For the normal distribution, the key components are:
q, the variable in question
the mean, which defaults to 0
the standard deviation, which defaults to 1
lower.tail which allows us to choose whether we are interested in probabilities less than or equal to x or greater than x
log.p which allows us to choose whether we want to take the log of the probability
For the poisson distribution, the key components are:
q, the variable in question
lambda which is the mean
lower tail and log.p, which have the same properties as the normal distribution function
For the binomial distribution, the key components are:
q, the variable in question
size which is the number of trials
probability, which includes the probability of success
lower tail and log.p, which allow us to choose the same as described in the normal distribution
?distribution
?dpois
?dbinom
Normal distribution examples: heights of people, ocean temps at a particular location, SAT scores.

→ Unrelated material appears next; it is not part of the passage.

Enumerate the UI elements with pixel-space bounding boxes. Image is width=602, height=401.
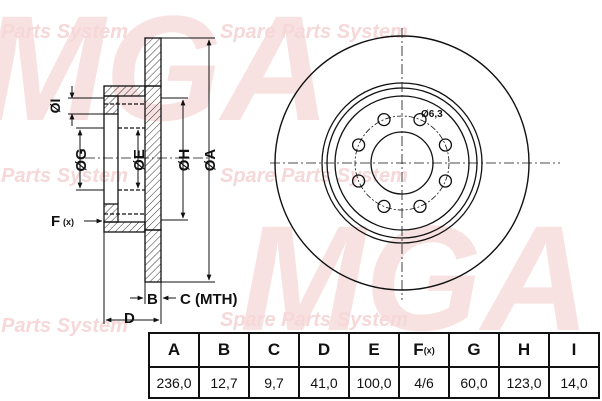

Poisson distribution examples: tree seedlings emerging from the forest floor, bugs occurring in computer code, defects occur long a strand of yarn.
Binomial distribution examples: medical trials, toxicity tests, quality control (item is defective or it’s not).
Let’s say the average male height is 5’7” and the standard deviation is 2”. What is the probability of dating a male will be between 5’9” and 6’2”. For calculations sake, I will use centimeters.
#set the mean and standard deviation
mu <- 170.18
sigma <- 5.08
#Generate a range of values around the mean
x <- seq(from = mu - 3*sigma,
to = mu + 3*sigma,
length.out = 200
)
#Calculate the PDF
pdf <- dnorm(x = x,
mean = mu,
sd = sigma
)
#Plot the normal distribution
plot(x = x,
y = pdf,
type = 'l',
col = 'red',
lwd = 2,
xlab = 'Height',
ylab = 'Density',
main = 'Normal Distribution with Mean 170cm and SD 5cm'
)
Let’s plot the area to understand probability of dating a male between 5’9” and 6’2”.
plot(x = x,
y = pdf,
type = 'l',
col = 'blue',
lwd = 2,
xlab = 'Height',
ylab = 'Density',
main = 'Normal Distribution with Mean 170cm and SD 5cm'
)
# Shade the area under the curve for values below 96
x_shade <- seq(from = 175.26,
to = 187.96,
length.out = 1000
)
pdf_shade <- dnorm(x = x_shade,
mean = mu,
sd = sigma
)
?rev
polygon(x = c(x_shade, rev(x_shade)),
y = c(pdf_shade, rep(x = 0,
times = length(pdf_shade)
)
),
col = 'red',
border = NA
)
Let’s calculate the probability
pnorm(q = 187.96, mean = mu, sd = sigma) - pnorm(q = 175.26, mean = mu, sd = sigma)
## [1] 0.1584226
#explicitly state the upper tail argument
pnorm(q = 187.96, mean = mu, sd = sigma, lower.tail = T) - pnorm(q = 175.26, mean = mu, sd = sigma, lower.tail = T)
## [1] 0.1584226
1 - pnorm(q = 187.96, mean = mu, sd = sigma, lower.tail = F) - (1-pnorm(q = 175.26, mean = mu, sd = sigma, lower.tail = F))
## [1] 0.1584226
The probability of dating a male between 5’9” and 6’2” is .1584.
#modeled as Binomial
# What is N? 50
# What is $\pi$? .12 or 6/50
# x = 4
?dbinom
dbinom(x = 4,
size = 50,
prob = .12
)
## [1] 0.1334203
The answer is 0.1334.
#modeled as Poisson
N <- 50
pi <- 6
dpois(4, 6)
## [1] 0.1338526
Answer is 0.1339.
Results are very similar between Poisson and binomial. Likely because the Poisson distribution can be used to approximate the binomial distribution when the number of trials is large and the probability of success is small.